Newsletters




Oracle Streams for Customized Replication


Oracle uses a variety of technologies to keep multiple copies of databases available for business needs. Some of these technologies include Oracle Data Guard, Oracle Streams, Real Application Clusters, and use of third-party vendor products like GoldenGate. While Oracle Data Guard is useful in many common replication scenarios, we may need to implement a bit more flexible solution for a host of other applications.

Oracle Streams helps us to design information-sharing solutions with multi-master replication between data sources, fine-grained replication, many-sources-to-one centralized source replication, message queuing, and so on. When we deploy Streams, we convert the information to units or messages and share these messages within the stream. This stream will propagate information from one database to another or within the same database. Streams can also propagate from or to a single data source and multiple databases, and even to non-Oracle databases. Streams can also enable bi-directional replication between databases to keep two databases in synchronization, with each of them getting updates from different sources.

The common stages in an Oracle Streams configuration are capture, propagate (staging), and apply (consumption).  The database administrator can control which messages get into a Stream, how it propagates, and how it terminates at the destination.  We can fine-tune the Streams to capture user messages, data definition language changes (changes to database objects), and data manipulation language changes (insert/update/delete operations) at the database level.  There are two forms of data capture–implicit and explicit. For implicit data capture, the database server captures DML and DDL events at the source database, while for explicit capture, applications generate capturing events.  On capturing the data, the changes are formatted as a logical change record (LCR) and placed in the staging area. The staging area is a holding area to store and manage these captured events. Oracle uses subscriber applications to review the contents of the staging area and decide if the data should be applied to the destination (subscriber) database or not.  If the message is needed, it will be propagated to the other staging area at the subscriber location. These are consumed by the apply engine at the other subscriber database. Oracle streams can be controlled from the command line prompt or by the Streams tool in the Oracle Enterprise Manager Console.

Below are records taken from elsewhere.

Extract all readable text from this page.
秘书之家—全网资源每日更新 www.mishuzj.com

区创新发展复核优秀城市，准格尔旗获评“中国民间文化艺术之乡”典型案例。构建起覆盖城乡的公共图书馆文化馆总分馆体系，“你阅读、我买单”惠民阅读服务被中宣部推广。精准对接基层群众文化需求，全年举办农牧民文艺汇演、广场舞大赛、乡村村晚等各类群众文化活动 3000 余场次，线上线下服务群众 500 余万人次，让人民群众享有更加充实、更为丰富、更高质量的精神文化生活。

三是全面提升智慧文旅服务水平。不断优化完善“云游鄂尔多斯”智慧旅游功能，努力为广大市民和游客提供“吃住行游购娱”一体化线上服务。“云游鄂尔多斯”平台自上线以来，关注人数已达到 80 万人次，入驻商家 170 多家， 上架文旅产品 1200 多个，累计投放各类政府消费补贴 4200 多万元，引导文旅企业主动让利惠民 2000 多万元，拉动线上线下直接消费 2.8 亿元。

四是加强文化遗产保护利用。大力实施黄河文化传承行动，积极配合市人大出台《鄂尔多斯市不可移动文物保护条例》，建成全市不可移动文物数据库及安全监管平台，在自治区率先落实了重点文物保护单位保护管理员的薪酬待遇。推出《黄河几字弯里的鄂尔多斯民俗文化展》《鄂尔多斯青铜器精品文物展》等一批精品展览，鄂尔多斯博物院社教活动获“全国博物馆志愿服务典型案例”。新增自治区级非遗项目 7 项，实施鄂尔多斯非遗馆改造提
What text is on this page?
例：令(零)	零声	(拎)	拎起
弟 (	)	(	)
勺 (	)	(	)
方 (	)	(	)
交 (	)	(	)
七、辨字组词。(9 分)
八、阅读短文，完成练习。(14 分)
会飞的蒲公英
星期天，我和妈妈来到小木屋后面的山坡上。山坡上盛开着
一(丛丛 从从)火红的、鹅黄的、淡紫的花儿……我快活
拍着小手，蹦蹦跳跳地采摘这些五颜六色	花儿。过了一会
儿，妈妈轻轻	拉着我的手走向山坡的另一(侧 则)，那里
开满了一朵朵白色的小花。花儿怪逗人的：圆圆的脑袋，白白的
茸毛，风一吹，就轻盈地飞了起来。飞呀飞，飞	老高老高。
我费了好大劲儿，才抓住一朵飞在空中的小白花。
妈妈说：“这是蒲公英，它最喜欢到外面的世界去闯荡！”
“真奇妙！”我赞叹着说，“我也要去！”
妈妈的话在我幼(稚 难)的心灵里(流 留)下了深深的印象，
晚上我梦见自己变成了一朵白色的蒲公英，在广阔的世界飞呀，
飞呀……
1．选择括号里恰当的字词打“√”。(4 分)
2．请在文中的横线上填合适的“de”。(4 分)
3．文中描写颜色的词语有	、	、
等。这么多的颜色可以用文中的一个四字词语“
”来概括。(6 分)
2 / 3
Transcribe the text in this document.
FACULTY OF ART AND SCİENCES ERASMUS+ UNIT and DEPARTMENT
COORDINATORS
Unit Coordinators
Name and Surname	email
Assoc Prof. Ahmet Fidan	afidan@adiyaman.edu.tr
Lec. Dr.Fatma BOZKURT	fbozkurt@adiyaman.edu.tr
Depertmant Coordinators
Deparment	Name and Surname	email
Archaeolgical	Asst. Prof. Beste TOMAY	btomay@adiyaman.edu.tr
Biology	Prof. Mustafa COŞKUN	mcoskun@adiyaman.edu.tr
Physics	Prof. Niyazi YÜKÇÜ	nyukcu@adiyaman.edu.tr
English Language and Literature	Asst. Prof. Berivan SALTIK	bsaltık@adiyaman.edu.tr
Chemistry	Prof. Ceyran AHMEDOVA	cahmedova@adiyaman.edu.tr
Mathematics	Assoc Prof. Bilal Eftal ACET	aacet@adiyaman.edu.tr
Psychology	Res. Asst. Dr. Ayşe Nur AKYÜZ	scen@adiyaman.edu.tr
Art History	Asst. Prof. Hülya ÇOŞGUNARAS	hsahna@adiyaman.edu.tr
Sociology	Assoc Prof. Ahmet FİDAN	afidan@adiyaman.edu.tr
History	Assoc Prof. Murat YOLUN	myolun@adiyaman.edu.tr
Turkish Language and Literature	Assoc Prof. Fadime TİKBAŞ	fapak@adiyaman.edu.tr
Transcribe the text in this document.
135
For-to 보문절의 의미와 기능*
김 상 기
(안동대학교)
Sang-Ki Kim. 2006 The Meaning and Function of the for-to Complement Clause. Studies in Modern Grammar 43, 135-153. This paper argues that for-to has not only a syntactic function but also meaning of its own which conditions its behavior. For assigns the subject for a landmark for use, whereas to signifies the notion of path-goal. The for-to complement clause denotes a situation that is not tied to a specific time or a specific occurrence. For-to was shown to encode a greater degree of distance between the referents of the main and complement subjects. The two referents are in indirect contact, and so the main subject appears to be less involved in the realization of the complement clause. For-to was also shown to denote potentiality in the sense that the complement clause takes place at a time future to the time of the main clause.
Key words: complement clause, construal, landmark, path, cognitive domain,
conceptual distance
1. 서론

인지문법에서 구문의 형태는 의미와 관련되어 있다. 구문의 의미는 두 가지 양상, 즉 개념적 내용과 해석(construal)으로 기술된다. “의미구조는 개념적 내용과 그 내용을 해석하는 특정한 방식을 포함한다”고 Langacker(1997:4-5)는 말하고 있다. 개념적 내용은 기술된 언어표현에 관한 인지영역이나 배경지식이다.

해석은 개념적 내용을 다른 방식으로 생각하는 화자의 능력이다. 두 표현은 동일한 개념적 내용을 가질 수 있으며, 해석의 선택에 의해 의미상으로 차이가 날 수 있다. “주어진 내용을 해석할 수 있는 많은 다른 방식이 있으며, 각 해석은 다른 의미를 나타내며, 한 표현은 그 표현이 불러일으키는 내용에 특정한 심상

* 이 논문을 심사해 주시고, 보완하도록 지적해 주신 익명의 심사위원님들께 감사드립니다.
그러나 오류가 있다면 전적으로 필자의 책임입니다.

Oracle Streams offers various benefits over other forms of data replication and data protection. Streams lets the database administrator to plan for database upgrades, migrations, and patches with very little downtime. It also works across database environments in heterogeneous platforms. We can have different database character sets across the databases as well as controlled information sharing among various databases on multiple platforms. Oracle Data Guard is built over the feature of Streams to create and maintain logical standby database.